In Norway, as in many other countries, there is a need to develop integrated care and smooth collaboration between health care levels. A new health sector reform is recently initiated in Norway, “The Coordination Reform”, in which the main goal is that the patient should receive the proper treatment – at the right place and right time. According to the reform plan, patients with osteoarthritis (OA) should be treated in primary care. Secondary and specialised health care shall support primary care in developing care, exchanging competence, increasing competence and skills, and developing patient/treatment pathways.

So far, no treatment pathway has been developed for OA patients in Norway, and research on provision and quality of health care service for Norwegian OA patients is scarce. According to members of the Norwegian Rheumatism Association, the OA patients feel there is a lack of information and support given to them by health professionals, and they are dissatisfied by the service they receive. Normally, OA patients can consult their GP, and the GP may refer the OA patient to physiotherapy treatment in primary care or to assessments in secondary care, which may include rheumatologist, orthopaedic surgeon, physiotherapists, and/or occupation therapists. The patient must be referred to occupational therapists in secondary care for individual adjustments of hand splints, whereas primary care occupational therapists, although few, perform functional assessments in the patients homes when there exist a considerable functional loss. When an OA patient has reduced walking mobility or fall problems, the GP may apply for a rehabilitation stay, which takes place in specialized rehabilitation centres or in rheumatology hospital departments. Surgical treatment in secondary care is the final option for severely affected OA patients. Treatments are reimbursed by the national welfare system except for a limited amount of “out-of-pocket” payment.

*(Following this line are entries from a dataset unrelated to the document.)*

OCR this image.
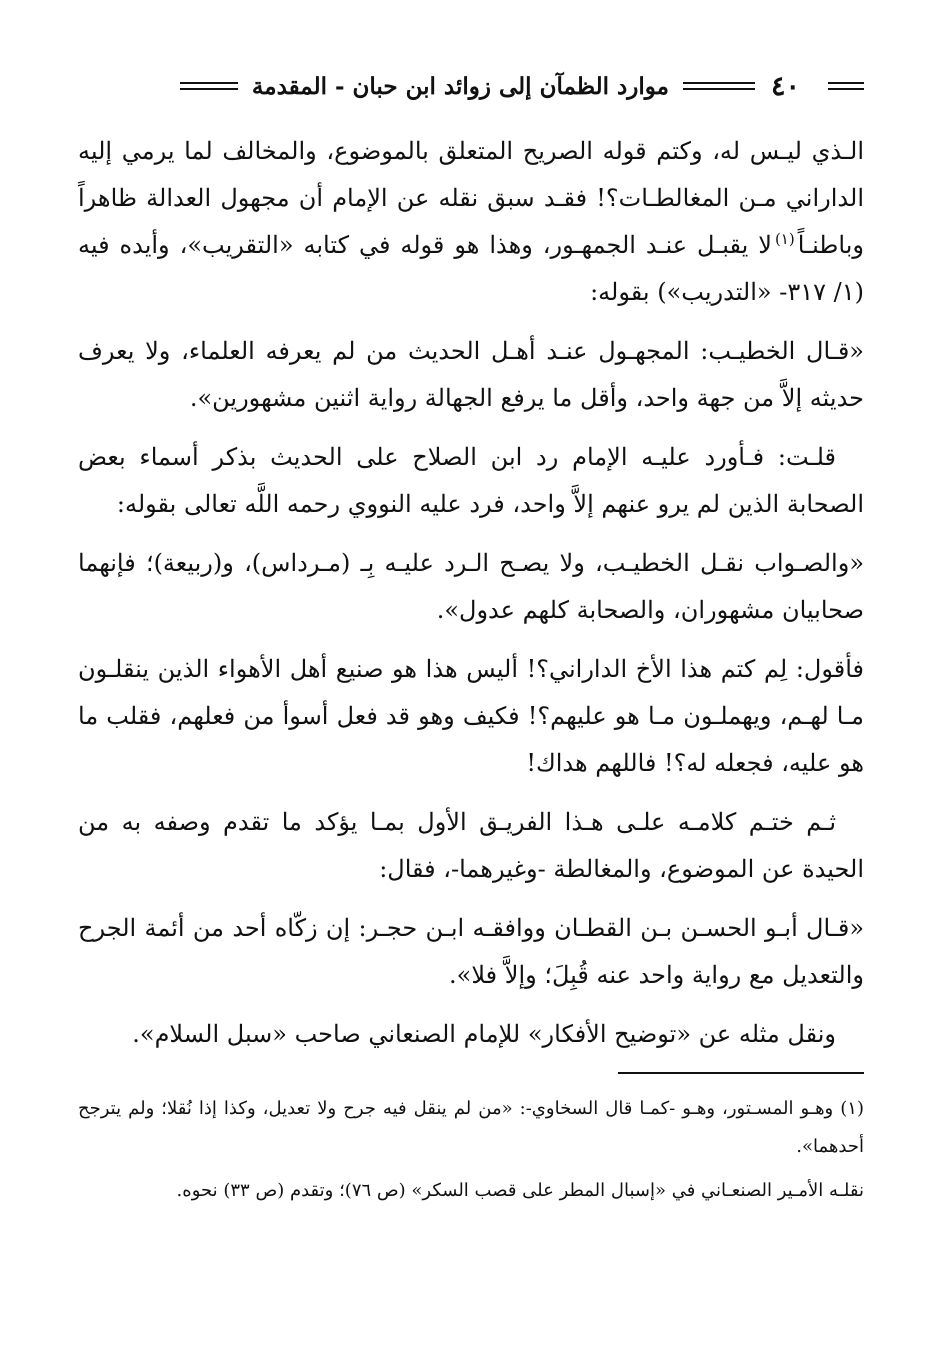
٤٠
موارد الظمآن إلى زوائد ابن حبان - المقدمة

الـذي ليـس له، وكتم قوله الصريح المتعلق بالموضوع، والمخالف لما يرمي إليه الداراني مـن المغالطـات؟! فقـد سبق نقله عن الإمام أن مجهول العدالة ظاهراً وباطنـاً$^{(١)}$لا يقبـل عنـد الجمهـور، وهذا هو قوله في كتابه «التقريب»، وأيده فيه (١/ ٣١٧- «التدريب») بقوله:

«قـال الخطيـب: المجهـول عنـد أهـل الحديث من لم يعرفه العلماء، ولا يعرف حديثه إلاَّ من جهة واحد، وأقل ما يرفع الجهالة رواية اثنين مشهورين».

قلـت: فـأورد عليـه الإمام رد ابن الصلاح على الحديث بذكر أسماء بعض الصحابة الذين لم يرو عنهم إلاَّ واحد، فرد عليه النووي رحمه اللَّه تعالى بقوله:

«والصـواب نقـل الخطيـب، ولا يصـح الـرد عليـه بِـ (مـرداس)، و(ربيعة)؛ فإنهما صحابيان مشهوران، والصحابة كلهم عدول».

فأقول: لِم كتم هذا الأخ الداراني؟! أليس هذا هو صنيع أهل الأهواء الذين ينقلـون مـا لهـم، ويهملـون مـا هو عليهم؟! فكيف وهو قد فعل أسوأ من فعلهم، فقلب ما هو عليه، فجعله له؟! فاللهم هداك!

ثـم ختـم كلامـه علـى هـذا الفريـق الأول بمـا يؤكد ما تقدم وصفه به من الحيدة عن الموضوع، والمغالطة -وغيرهما-، فقال:

«قـال أبـو الحسـن بـن القطـان ووافقـه ابـن حجـر: إن زكّاه أحد من أئمة الجرح والتعديل مع رواية واحد عنه قُبِلَ؛ وإلاَّ فلا».

ونقل مثله عن «توضيح الأفكار» للإمام الصنعاني صاحب «سبل السلام».

(١) وهـو المسـتور، وهـو -كمـا قال السخاوي-: «من لم ينقل فيه جرح ولا تعديل، وكذا إذا نُقلا؛ ولم يترجح أحدهما».

نقلـه الأمـير الصنعـاني في «إسبال المطر على قصب السكر» (ص ٧٦)؛ وتقدم (ص ٣٣) نحوه.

Researchers from The National Research Center for Rehabilitation in Rheumatology and Department of Rheumatology (NRRK) at Diakonhjemmet Hospital have, together with researchers from Orthopaedic Section at Oslo University Hospital and University of Oslo, initiated an osteoarthritis project in collaboration with the primary health care services in Ullensaker Municipality, about 40km north-east of Oslo. The project, The Musculoskeletal Pain in Ullensaker Study (MUST), focuses on OA and includes epidemiological, clinical research, randomised controlled trials, competence exchange and development as well as OA care development. However, collaborations across the borders of health service levels may often be challenging. Experiences from this project and future plans for a couple of other Norwegian projects will be given.